7. The method of claim 1, wherein the binding of the antibody to the antigen is measured by immunochromatography, immunohistochemistry, immunohistochemical staining, enzyme linked immunosorbent assay (ELISA), radioimmunoassay (RIA), enzyme immunoassay (EIA), fluorescence immunoassay (FIA), luminescence immunoassay (LIA), western blotting, surface plasmon resonance (SPR), microarray, flow cytometry assay, calculation of binding energy based on three-dimensional structure of an antibody and an antigen, or a combination thereof.

8. The method of claim 1, further comprising conjugating the selected antibody to a drug.

9. An anticancer agent comprising the antibody selected by the method of claim 1.

10. An antibody-drug conjugate comprising the antibody selected by the method of claim 1 and a drug.

11. The antibody-drug conjugate of claim 10, further comprising a cleavable linker linking the antibody and the drug.

12. The antibody-drug conjugate of claim 11, wherein the cleavable linker is a peptide linker, a hydrazone linker, a disulfide linker, or a combination thereof.

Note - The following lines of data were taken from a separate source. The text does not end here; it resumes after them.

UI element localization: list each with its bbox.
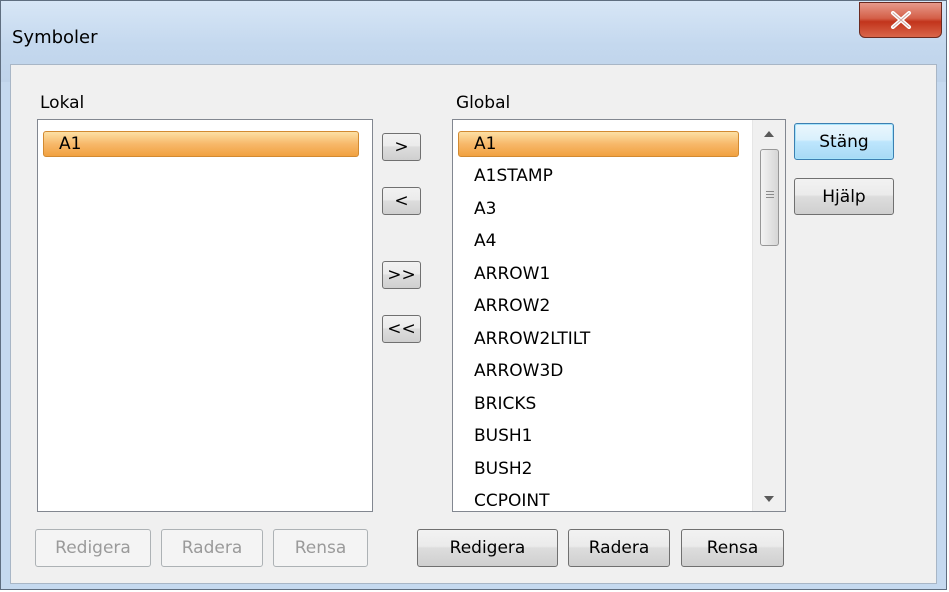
global-list-item[interactable]: A3 [458, 196, 496, 222]
close-button[interactable]: Stäng [794, 123, 894, 160]
move-all-to-global-button[interactable]: >> [382, 261, 421, 289]
global-label: Global [456, 93, 511, 113]
window-title: Symboler [12, 27, 98, 48]
move-all-to-local-button[interactable]: << [382, 315, 421, 343]
global-listbox[interactable]: A1 A1STAMP A3 A4 ARROW1 ARROW2 ARROW2LTI… [452, 119, 786, 512]
local-delete-button[interactable]: Radera [161, 529, 263, 567]
close-window-button[interactable] [859, 2, 942, 38]
global-list-item[interactable]: ARROW1 [458, 261, 550, 287]
local-listbox[interactable]: A1 [37, 119, 373, 512]
global-list-item[interactable]: BUSH1 [458, 423, 533, 449]
global-list-item[interactable]: A1STAMP [458, 163, 553, 189]
global-list-item[interactable]: ARROW2 [458, 293, 550, 319]
scroll-down-button[interactable] [753, 487, 785, 511]
global-list-scrollbar[interactable] [752, 120, 785, 511]
scroll-thumb[interactable] [760, 149, 779, 246]
close-icon [891, 11, 911, 29]
symbols-dialog: Symboler Lokal A1 > < >> << Global A1 A1… [0, 0, 947, 590]
global-list-item[interactable]: BUSH2 [458, 456, 533, 482]
move-to-local-button[interactable]: < [382, 187, 421, 215]
global-edit-button[interactable]: Redigera [417, 529, 558, 567]
global-list-item[interactable]: A4 [458, 228, 496, 254]
scroll-up-button[interactable] [753, 122, 785, 146]
global-list-item[interactable]: CCPOINT [458, 488, 550, 511]
thumb-grip-line [766, 197, 774, 198]
local-list-item[interactable]: A1 [43, 131, 359, 157]
scroll-up-arrow-icon [764, 131, 774, 137]
move-to-global-button[interactable]: > [382, 133, 421, 161]
help-button[interactable]: Hjälp [794, 178, 894, 215]
global-list-item[interactable]: ARROW3D [458, 358, 563, 384]
global-list-item[interactable]: BRICKS [458, 391, 536, 417]
thumb-grip-line [766, 191, 774, 192]
local-label: Lokal [40, 93, 85, 113]
global-delete-button[interactable]: Radera [568, 529, 670, 567]
local-clear-button[interactable]: Rensa [273, 529, 368, 567]
local-edit-button[interactable]: Redigera [35, 529, 151, 567]
global-clear-button[interactable]: Rensa [681, 529, 784, 567]
dialog-client-area: Lokal A1 > < >> << Global A1 A1STAMP A3 … [10, 64, 937, 584]
global-list-item[interactable]: A1 [458, 131, 739, 157]
thumb-grip-line [766, 194, 774, 195]
global-list-item[interactable]: ARROW2LTILT [458, 326, 590, 352]
scroll-down-arrow-icon [764, 496, 774, 502]
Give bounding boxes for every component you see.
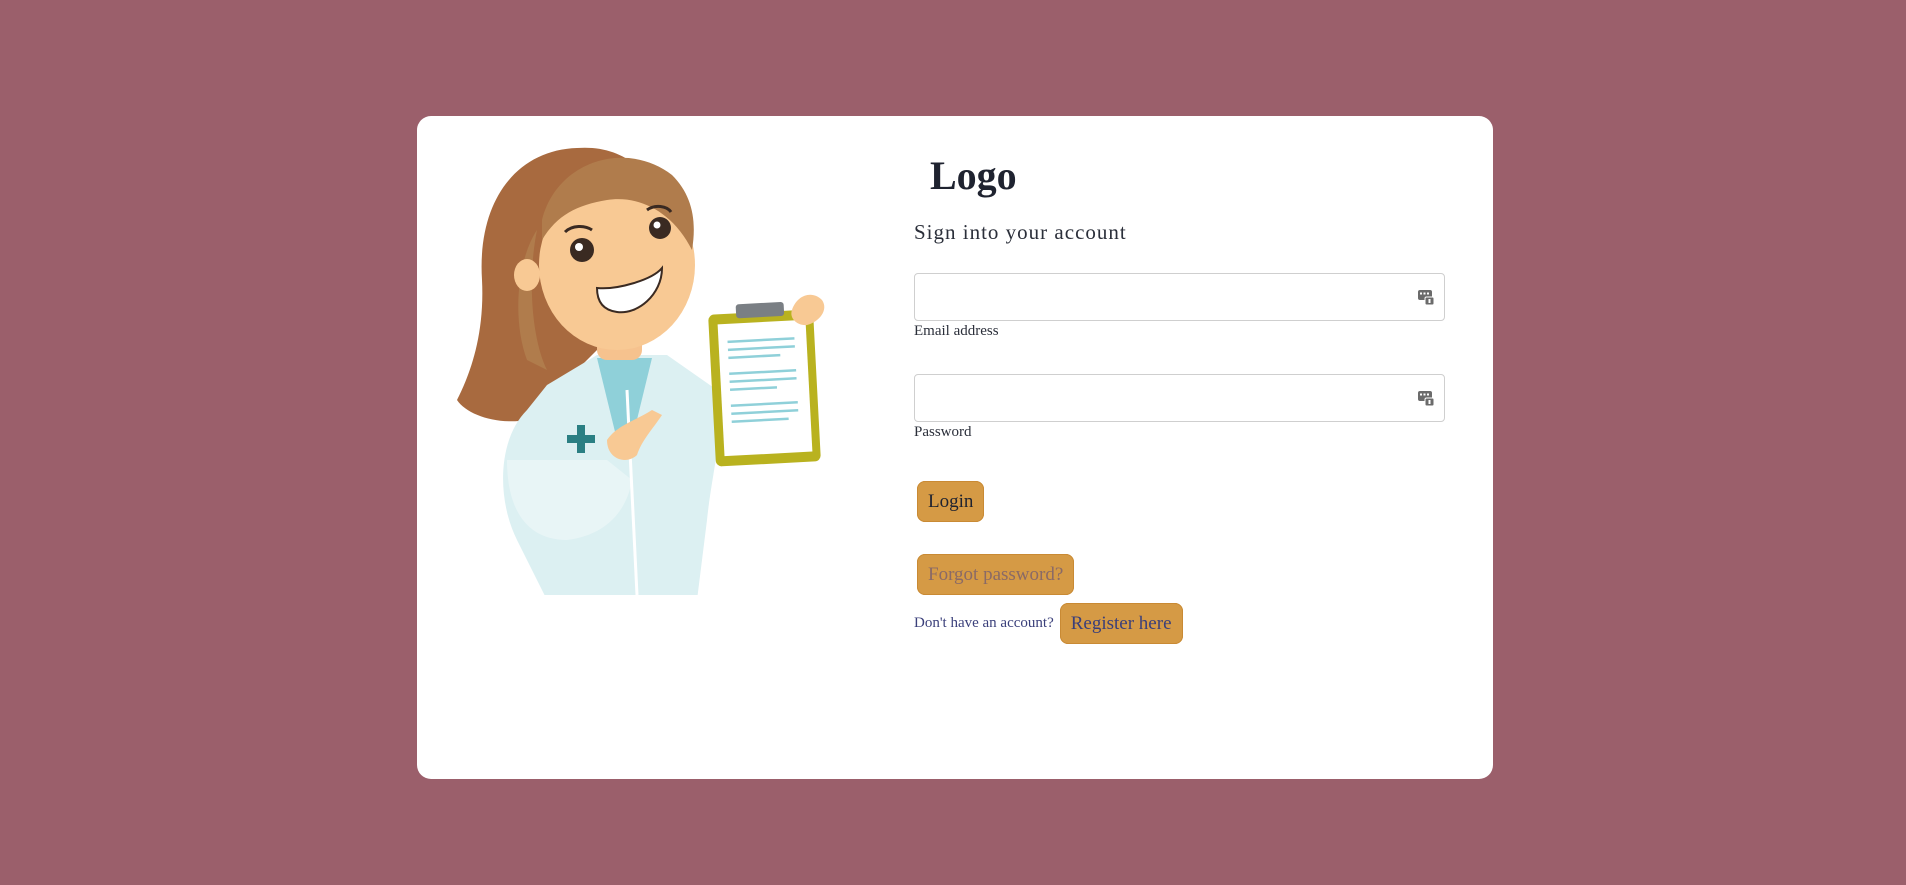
login-card: Logo Sign into your account Email addres… <box>417 116 1493 779</box>
password-label: Password <box>914 424 972 440</box>
password-field-group: Password <box>914 374 1445 441</box>
register-prompt: Don't have an account? <box>914 615 1054 631</box>
email-label: Email address <box>914 323 999 339</box>
forgot-row: Forgot password? <box>914 554 1445 595</box>
password-field[interactable] <box>914 374 1445 422</box>
logo: Logo <box>930 153 1017 198</box>
forgot-password-button[interactable]: Forgot password? <box>917 554 1075 595</box>
login-button[interactable]: Login <box>917 481 985 522</box>
page-subtitle: Sign into your account <box>914 220 1127 244</box>
login-form: Logo Sign into your account Email addres… <box>914 156 1445 644</box>
password-manager-icon[interactable] <box>1417 288 1435 306</box>
register-row: Don't have an account? Register here <box>914 603 1445 644</box>
email-field-group: Email address <box>914 273 1445 340</box>
doctor-illustration <box>457 147 825 595</box>
email-field[interactable] <box>914 273 1445 321</box>
register-button[interactable]: Register here <box>1059 603 1183 644</box>
password-manager-icon[interactable] <box>1417 389 1435 407</box>
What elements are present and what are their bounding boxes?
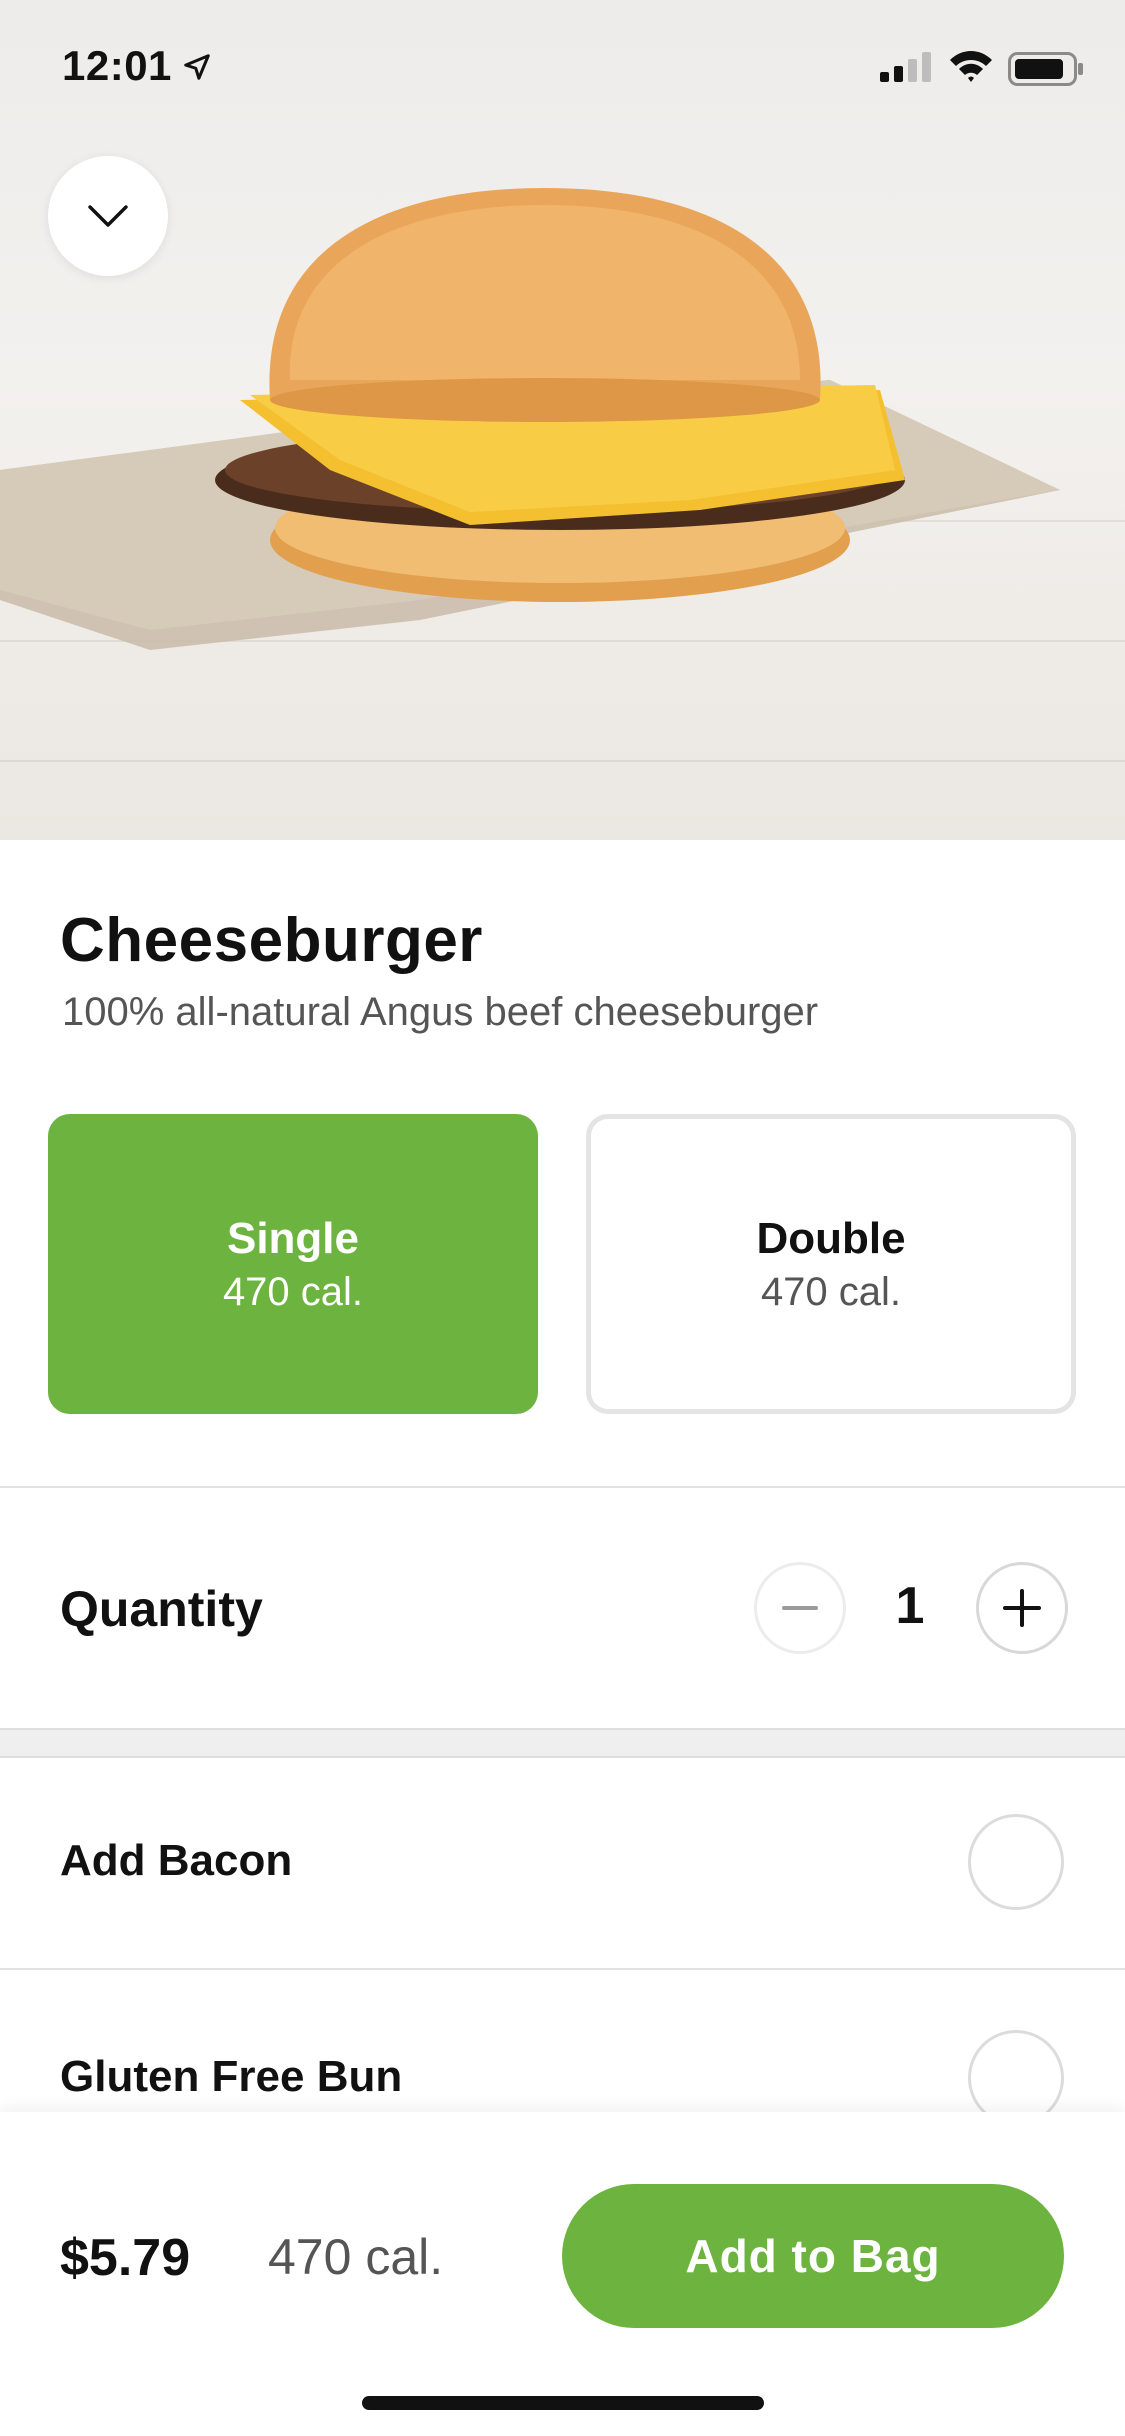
row-divider <box>0 1968 1125 1970</box>
size-option-double[interactable]: Double 470 cal. <box>586 1114 1076 1414</box>
collapse-button[interactable] <box>48 156 168 276</box>
quantity-label: Quantity <box>60 1581 263 1637</box>
addon-label-gluten-free-bun: Gluten Free Bun <box>60 2052 403 2101</box>
location-arrow-icon <box>184 54 210 80</box>
product-title: Cheeseburger <box>60 906 483 975</box>
plus-icon <box>1003 1589 1041 1627</box>
battery-icon <box>1008 52 1083 86</box>
chevron-down-icon <box>88 205 128 227</box>
quantity-decrement-button[interactable] <box>754 1562 846 1654</box>
footer-calories: 470 cal. <box>268 2229 444 2285</box>
section-divider <box>0 1486 1125 1488</box>
wifi-icon <box>950 51 992 82</box>
status-time: 12:01 <box>62 42 172 89</box>
size-option-single[interactable]: Single 470 cal. <box>48 1114 538 1414</box>
size-option-calories: 470 cal. <box>760 1269 902 1314</box>
minus-icon <box>782 1606 818 1610</box>
quantity-value: 1 <box>895 1577 925 1635</box>
size-option-label: Double <box>756 1213 906 1263</box>
section-separator <box>0 1728 1125 1758</box>
quantity-increment-button[interactable] <box>976 1562 1068 1654</box>
addon-checkbox-add-bacon[interactable] <box>968 1814 1064 1910</box>
product-description: 100% all-natural Angus beef cheeseburger <box>62 990 819 1034</box>
cellular-signal-icon <box>880 52 931 82</box>
size-option-label: Single <box>226 1213 360 1263</box>
size-option-calories: 470 cal. <box>222 1269 364 1314</box>
addon-label-add-bacon: Add Bacon <box>60 1836 293 1885</box>
home-indicator[interactable] <box>362 2396 764 2410</box>
add-to-bag-button[interactable]: Add to Bag <box>562 2184 1064 2328</box>
status-bar: 12:01 <box>0 0 1125 140</box>
footer-price: $5.79 <box>60 2229 191 2287</box>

13. The antibody-drug conjugate of claim 10, further comprising a non-cleavable linker linking the antibody and the drug.

14. The antibody-drug conjugate of claim 13, wherein the non-cleavable linker is a thioether linker, an amide linker, or a combination thereof.

15. A method of treating a cancer in a subject, comprising administering the anticancer agent of claim 9 to the subject.

16. A method of treating a cancer in a subject, comprising administering the antibody-drug conjugate of claim 10.

17. The method of claim 16, wherein the antibody-drug conjugate further comprises a cleavable linker linking the antibody and the drug.

18. The method of claim 17, wherein the cleavable linker is a peptide linker, a hydrazone linker, a disulfide linker, or a combination thereof.

19. The method of claim 16, wherein the antibody-drug conjugate further comprises a non-cleavable linker linking the antibody and the drug.

20. The method of claim 19, wherein the non-cleavable linker is a thioether linker, an amide linker, or a combination thereof.